Convection-Permitting Regional Climate Simulations over South America and the Peruvian Central Andes: Evaluation of Precipitation and MCS Simulations and Sensitivity to Physics Parameterizations

Resolutions of global climate models are too coarse to resolve local forcing and local weather, and some aspects of precipitation simulation are poor. Previous studies have indicated the added value of regional climate model (RCM) dynamic downscaling, especially at convection-permitting resolutions. In South America, the Andes have dynamic and thermodynamic impacts on circulation (e.g., the South American low-level jet) and precipitation systems. As the first step to evaluate and optimize simulations, a RCM based on the WRF model is run for recent 10-year historical period, with a 15-km grid covering the entire South America and a nested 3-km grid covering the Peruvian central Andes region, forced at the lateral boundaries by hourly ERA5 reanalysis data.

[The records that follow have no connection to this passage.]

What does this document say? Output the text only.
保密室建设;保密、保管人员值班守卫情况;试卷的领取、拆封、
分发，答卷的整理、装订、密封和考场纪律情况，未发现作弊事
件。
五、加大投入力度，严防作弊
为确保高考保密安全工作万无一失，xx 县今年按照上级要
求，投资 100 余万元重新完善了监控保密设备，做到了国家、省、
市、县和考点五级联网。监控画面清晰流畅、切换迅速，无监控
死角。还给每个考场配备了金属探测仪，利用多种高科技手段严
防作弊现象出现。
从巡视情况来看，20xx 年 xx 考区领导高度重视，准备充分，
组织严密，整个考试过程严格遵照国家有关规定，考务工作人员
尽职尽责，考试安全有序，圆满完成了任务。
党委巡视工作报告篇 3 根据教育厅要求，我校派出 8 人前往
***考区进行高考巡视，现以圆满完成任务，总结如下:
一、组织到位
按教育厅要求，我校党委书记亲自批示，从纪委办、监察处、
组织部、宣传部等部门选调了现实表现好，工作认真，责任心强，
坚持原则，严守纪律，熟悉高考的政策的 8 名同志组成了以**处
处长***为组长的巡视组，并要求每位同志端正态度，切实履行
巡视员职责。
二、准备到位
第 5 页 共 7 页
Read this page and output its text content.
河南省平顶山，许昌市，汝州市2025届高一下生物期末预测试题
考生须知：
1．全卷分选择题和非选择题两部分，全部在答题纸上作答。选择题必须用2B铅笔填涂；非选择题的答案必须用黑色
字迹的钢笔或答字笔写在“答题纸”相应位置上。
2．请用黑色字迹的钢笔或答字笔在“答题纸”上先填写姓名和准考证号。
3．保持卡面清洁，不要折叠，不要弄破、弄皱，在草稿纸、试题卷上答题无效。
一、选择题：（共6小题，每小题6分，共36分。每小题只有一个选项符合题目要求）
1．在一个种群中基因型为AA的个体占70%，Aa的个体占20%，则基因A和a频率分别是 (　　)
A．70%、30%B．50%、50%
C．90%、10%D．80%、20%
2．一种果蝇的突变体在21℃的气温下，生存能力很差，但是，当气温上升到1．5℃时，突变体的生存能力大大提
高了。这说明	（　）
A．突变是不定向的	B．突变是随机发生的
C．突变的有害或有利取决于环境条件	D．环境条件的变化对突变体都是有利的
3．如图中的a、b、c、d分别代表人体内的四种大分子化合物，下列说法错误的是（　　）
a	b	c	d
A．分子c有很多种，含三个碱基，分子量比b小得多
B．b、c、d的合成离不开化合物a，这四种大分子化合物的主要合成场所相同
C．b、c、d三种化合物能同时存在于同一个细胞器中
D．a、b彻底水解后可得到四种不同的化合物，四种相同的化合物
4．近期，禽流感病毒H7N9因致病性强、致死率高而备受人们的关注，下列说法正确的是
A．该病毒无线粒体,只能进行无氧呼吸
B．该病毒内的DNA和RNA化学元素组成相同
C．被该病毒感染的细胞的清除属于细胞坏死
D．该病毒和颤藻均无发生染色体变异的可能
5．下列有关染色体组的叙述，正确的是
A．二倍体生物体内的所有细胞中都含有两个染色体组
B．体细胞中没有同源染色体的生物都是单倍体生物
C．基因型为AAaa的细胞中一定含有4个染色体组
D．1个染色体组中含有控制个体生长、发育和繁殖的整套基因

Characteristics of simulated precipitation and mesoscale convective systems (MCSs) are evaluated using half-hourly GPM IMERG and CMORPH precipitation datasets. Results show that the 10-year, 3-km control simulation successfully captures the four precipitation hotspots along the east slope of the Peruvian Central Andes. However, the simulation generally overestimates the precipitation intensity. The 3-km simulation also reasonably captures the diurnal cycle of precipitation over the mountain, western foothills of Andes, and western Amazon Basin, as well as precipitation propagation. MCS characteristics are retrieved by applying an object tracking method to the hourly simulated and satellite precipitation data. The RCM successfully simulates the spatial distribution and the annual and diurnal cycles of MCS geneses, MCS propagation direction, duration, and precipitation volume; but it overestimates the MCS number in summer, MCS propagation speed, peak and mean precipitation, and underestimates MCS size. Sensitivity experiments on different microphysics, land surface models, and planetary boundary layer (PBL) schemes are conducted during short periods. The results indicate that simulations are most sensitive to PBL scheme, and simulation bias in precipitation intensity can be greatly reduced using the MYNN PBL scheme. These results provide guidance on the optimal configuration of RCM for future climate dynamic downscaling for the Peruvian Central Andes region, for statistical bias correction, and for impact assessments using hydrologic models.